Q: How has the FBI analyst position changed in the last few years?
A: There are more of us now. When I started in 2002, there were 800 people; now there are almost 3000 people. With more resources there are more responsibilities and more expectations. We're doing a lot more work for the Bureau now and there's a greater variety to the work. We've been trying to make it more of a career path-more professionalization and more standardization of training. Since 9/11, there have been a lot more opportunities for analysts.
Q: How does the analyst position fit into overall law enforcement?
A: Analysts in the FBI have the opportunity to interact with their law enforcement partners. You're going to work with many local police departments, international agencies, and national investigative agencies. The analyst in the field or in headquarters has a lot of opportunities to do both the intelligence and the law enforcement mission. I had opportunities to work the national security mission with terrorism, counterintelligence, weapons of mass destruction and cyber missions, but I've also worked the criminal side of the FBI.
Q: Any other recommendations for students hoping to enter FBI intelligence?
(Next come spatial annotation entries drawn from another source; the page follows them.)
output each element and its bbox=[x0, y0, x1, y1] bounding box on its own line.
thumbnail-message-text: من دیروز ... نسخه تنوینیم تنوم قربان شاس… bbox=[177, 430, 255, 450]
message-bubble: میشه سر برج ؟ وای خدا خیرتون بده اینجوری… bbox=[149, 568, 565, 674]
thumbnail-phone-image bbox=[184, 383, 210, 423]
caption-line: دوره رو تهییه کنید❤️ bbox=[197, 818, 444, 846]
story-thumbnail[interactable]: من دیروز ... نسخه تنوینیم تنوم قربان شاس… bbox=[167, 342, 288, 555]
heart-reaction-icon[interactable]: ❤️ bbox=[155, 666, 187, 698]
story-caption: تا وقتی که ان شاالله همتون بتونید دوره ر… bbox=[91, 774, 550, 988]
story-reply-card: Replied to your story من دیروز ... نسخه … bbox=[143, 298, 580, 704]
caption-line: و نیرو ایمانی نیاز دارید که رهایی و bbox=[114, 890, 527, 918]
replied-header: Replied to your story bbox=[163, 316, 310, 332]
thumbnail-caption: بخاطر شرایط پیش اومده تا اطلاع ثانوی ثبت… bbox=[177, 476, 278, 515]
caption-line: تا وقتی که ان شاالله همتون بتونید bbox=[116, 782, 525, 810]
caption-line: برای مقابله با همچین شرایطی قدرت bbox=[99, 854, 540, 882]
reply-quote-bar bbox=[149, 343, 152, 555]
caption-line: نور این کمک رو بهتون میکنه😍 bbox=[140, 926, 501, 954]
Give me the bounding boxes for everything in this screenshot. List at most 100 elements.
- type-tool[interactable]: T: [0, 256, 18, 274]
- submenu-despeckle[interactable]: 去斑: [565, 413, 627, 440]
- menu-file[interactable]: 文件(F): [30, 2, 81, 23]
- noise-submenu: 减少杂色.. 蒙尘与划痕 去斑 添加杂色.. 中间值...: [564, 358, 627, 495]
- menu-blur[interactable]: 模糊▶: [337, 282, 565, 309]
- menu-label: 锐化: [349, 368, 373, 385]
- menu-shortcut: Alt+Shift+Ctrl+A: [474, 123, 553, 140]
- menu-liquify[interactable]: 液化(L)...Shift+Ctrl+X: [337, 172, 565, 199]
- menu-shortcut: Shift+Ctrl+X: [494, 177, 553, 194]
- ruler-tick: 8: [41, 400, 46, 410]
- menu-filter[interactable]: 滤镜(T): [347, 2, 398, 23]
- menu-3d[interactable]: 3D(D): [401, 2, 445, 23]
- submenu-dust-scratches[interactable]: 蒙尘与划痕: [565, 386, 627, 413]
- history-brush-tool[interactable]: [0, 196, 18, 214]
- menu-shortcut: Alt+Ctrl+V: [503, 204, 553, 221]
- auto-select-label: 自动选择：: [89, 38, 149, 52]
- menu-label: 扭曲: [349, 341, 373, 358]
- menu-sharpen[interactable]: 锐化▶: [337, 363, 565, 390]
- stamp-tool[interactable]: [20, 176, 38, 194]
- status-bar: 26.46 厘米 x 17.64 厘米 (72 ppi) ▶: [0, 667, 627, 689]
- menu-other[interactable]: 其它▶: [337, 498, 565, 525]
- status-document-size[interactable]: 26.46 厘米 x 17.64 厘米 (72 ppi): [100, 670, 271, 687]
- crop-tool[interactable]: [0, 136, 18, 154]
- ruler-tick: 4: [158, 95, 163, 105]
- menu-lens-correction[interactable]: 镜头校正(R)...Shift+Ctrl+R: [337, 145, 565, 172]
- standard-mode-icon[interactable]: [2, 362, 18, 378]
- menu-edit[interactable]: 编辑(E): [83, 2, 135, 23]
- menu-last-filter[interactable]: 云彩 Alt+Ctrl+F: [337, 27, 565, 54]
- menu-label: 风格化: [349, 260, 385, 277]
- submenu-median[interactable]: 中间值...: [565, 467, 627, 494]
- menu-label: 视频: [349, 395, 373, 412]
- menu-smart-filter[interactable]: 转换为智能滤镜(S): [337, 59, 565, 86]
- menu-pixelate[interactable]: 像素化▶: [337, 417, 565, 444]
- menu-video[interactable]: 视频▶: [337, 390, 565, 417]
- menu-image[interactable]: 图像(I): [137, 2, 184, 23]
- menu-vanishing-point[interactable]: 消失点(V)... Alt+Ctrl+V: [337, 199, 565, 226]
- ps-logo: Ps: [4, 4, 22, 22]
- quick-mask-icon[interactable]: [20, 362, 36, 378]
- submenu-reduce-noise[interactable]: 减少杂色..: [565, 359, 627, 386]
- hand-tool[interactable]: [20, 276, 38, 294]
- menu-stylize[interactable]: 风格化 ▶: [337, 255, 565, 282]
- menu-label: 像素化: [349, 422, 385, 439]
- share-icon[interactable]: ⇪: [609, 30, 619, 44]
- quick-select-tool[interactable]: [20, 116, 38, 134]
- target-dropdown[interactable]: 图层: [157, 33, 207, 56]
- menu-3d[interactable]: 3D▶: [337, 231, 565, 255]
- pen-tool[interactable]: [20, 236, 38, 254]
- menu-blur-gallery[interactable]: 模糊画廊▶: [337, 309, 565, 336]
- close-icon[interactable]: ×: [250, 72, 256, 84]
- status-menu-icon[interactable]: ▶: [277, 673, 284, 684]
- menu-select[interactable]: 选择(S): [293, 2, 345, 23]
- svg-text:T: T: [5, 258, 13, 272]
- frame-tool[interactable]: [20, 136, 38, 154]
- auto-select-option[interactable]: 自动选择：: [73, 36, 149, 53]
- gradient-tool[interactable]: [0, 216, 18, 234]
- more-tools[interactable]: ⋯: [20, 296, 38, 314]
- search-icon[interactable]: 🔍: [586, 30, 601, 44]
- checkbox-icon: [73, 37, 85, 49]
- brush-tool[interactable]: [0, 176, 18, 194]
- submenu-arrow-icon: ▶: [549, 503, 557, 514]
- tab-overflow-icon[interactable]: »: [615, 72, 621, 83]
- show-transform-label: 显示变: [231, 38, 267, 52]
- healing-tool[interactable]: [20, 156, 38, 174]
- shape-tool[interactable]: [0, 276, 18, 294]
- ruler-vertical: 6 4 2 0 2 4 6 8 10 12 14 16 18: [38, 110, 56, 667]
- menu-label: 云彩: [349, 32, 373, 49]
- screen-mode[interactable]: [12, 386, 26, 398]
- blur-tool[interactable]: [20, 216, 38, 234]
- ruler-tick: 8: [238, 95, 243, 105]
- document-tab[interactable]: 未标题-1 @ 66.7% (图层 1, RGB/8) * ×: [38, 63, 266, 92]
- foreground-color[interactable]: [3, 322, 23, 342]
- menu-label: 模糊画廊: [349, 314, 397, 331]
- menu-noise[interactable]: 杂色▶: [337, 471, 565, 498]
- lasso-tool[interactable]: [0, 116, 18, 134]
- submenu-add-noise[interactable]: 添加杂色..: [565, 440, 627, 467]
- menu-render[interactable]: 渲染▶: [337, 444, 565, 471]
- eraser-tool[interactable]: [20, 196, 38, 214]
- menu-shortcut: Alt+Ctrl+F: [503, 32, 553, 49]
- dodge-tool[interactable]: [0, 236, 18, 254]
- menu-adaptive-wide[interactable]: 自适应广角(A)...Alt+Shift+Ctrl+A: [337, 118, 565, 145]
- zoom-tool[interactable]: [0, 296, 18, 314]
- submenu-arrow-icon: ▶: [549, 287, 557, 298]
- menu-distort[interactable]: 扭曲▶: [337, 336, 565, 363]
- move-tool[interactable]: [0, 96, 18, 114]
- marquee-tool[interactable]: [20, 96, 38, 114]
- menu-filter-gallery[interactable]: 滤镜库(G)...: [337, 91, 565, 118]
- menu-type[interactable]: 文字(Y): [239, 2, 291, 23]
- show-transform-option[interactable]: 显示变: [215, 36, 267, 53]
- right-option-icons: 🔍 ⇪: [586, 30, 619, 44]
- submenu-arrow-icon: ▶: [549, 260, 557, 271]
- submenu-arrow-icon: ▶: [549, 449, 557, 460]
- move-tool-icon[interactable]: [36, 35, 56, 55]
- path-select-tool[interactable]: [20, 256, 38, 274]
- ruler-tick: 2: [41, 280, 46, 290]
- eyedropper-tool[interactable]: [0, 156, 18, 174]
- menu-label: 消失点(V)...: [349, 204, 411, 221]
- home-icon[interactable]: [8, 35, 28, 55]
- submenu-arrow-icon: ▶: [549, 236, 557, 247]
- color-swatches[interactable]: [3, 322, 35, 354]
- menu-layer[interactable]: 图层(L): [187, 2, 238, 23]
A: What we're really paying for is for you to think. We're asking people to take information from multiple sources and make sense of what is going on. We want analysts who look at something and can see the multiple actions people might take. We always have to account for what's most likely to happen, but we're also looking for people, who can say 'this might also be a possibility and this is why.'
*Please note that the interview above is with the national spokesperson for the FBIIAA, a private, non-profit professional association for FBI analysts, which is not part of the FBI or acting on the FBI's behalf.